Annick Girardin,
Secrétariat d'État, auprès du ministre des affaires étrangères et du développement international, chargé du développement et de la francophonie •
27 mai 2014La francophonie contribue au Niger à la cohésion entre les diverses composantes de la population qui parlent une vingtaine de langues nationales et au désenclavement économique puisque le français est langue de circulation dans la sous-région et de communication avec le monde. Langue officielle de l'administration et langue de l'enseignement, le français n'est pourtant maîtrisé que par moins de 10 % de la population.
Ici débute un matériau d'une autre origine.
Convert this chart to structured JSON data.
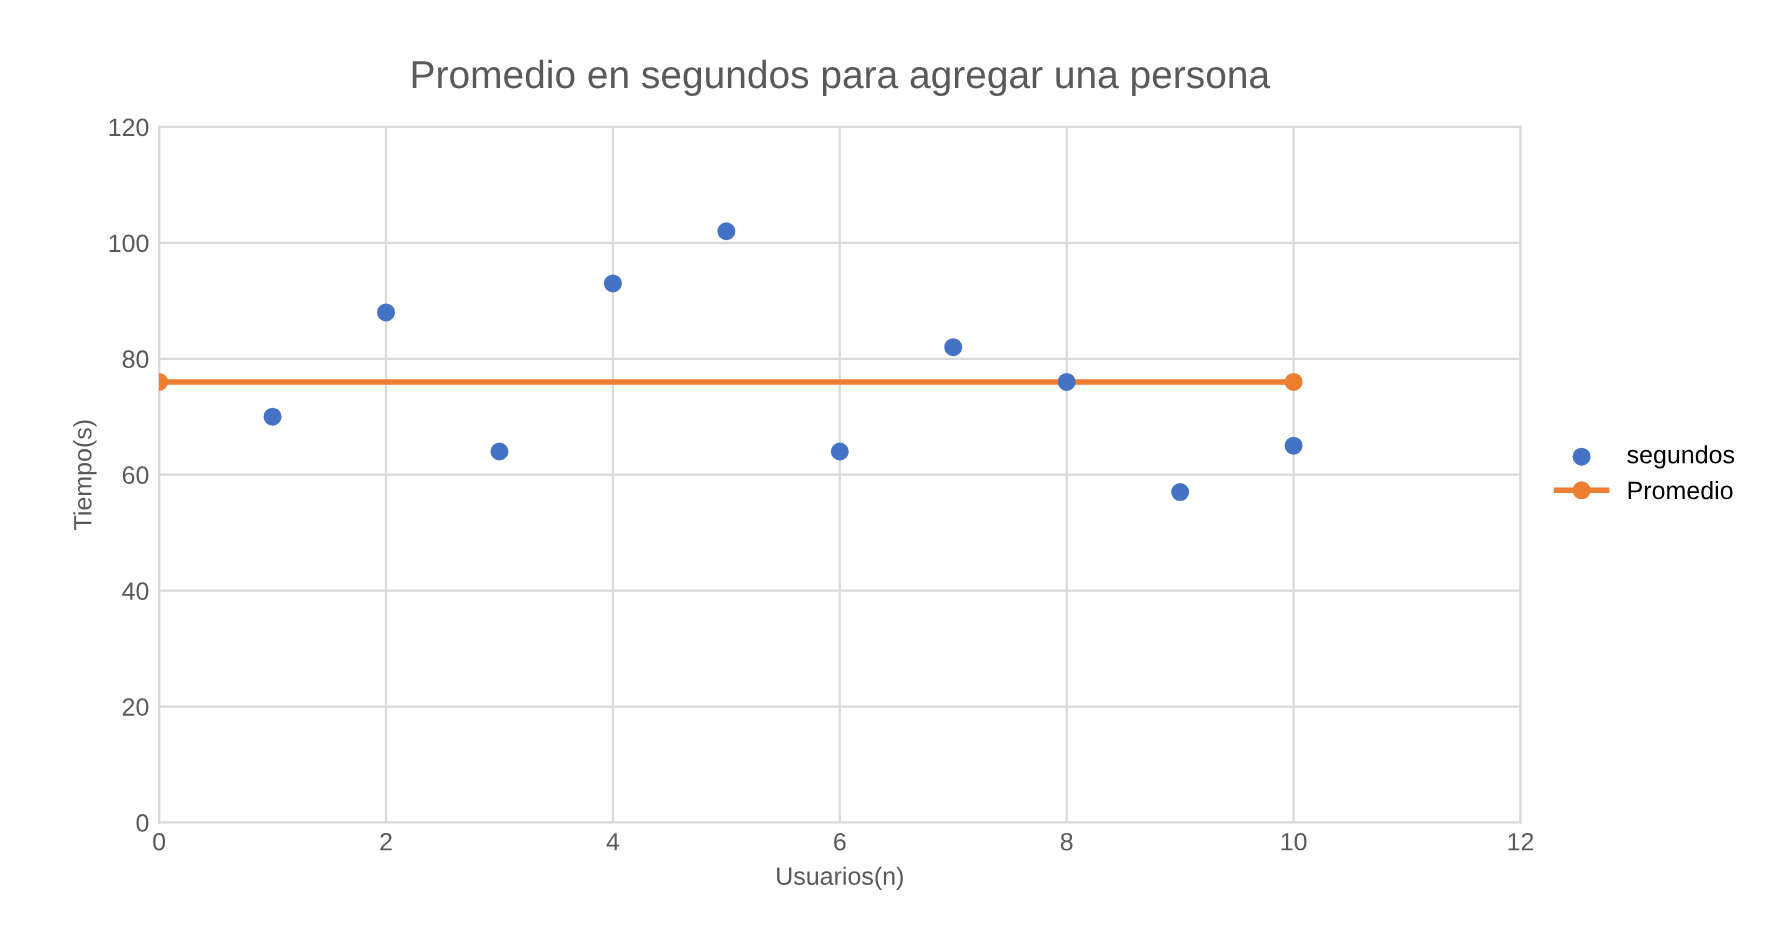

Dans un contexte éducatif très fragile (dernier pays au classement de l'ONU sur l'indice de développement humain, un taux d'alphabétisation des adultes de 28,7 %, un taux brut de scolarisation de 34 %), notre politique vise à renforcer la formation des enseignants et des formateurs à travers les actions menées dans le cadre du projet de l'Agence française de développement (AFD), d'un montant de 1 923 200 euros, intitulé « Renforcement des compétences et des capacités des acteurs de l'éducation au Mali, Maroc, Niger et Sénégal », ainsi que des projets plus spécifiques de mise en place de programmes de formation ouverte et à distance (FOAD) en partenariat avec l'Agence universitaire de la francophonie (AUF), de programmes de bourse et de professionnalisation à distance Pro-FLE, en partenariat avec l'UNICEF, et de renforcement de la maîtrise du français dans le cadre du projet Fonds de solidarité prioritaire (FSP) « Appui à la modernisation de l'université Abdou Moumouni de Niamey ». Notre coopération s'appuie sur un solide réseau culturel (Alliances françaises d'Agadez et de Maradi subventionnées à hauteur de 80 000 euros, Centres culturels français de Niamey et de Zinder), où le développement de l'offre de cours de français langue étrangère est notable, et sur le lycée français « La Fontaine », à Niamey, établissement créé en 1962 et géré directement par l'Agence pour l'enseignement français à l'étranger (AEFE), qui scolarise environ 800 élèves de la maternelle à la terminale de plus de 20 nationalités différentes (20 % des élèves sont Nigériens).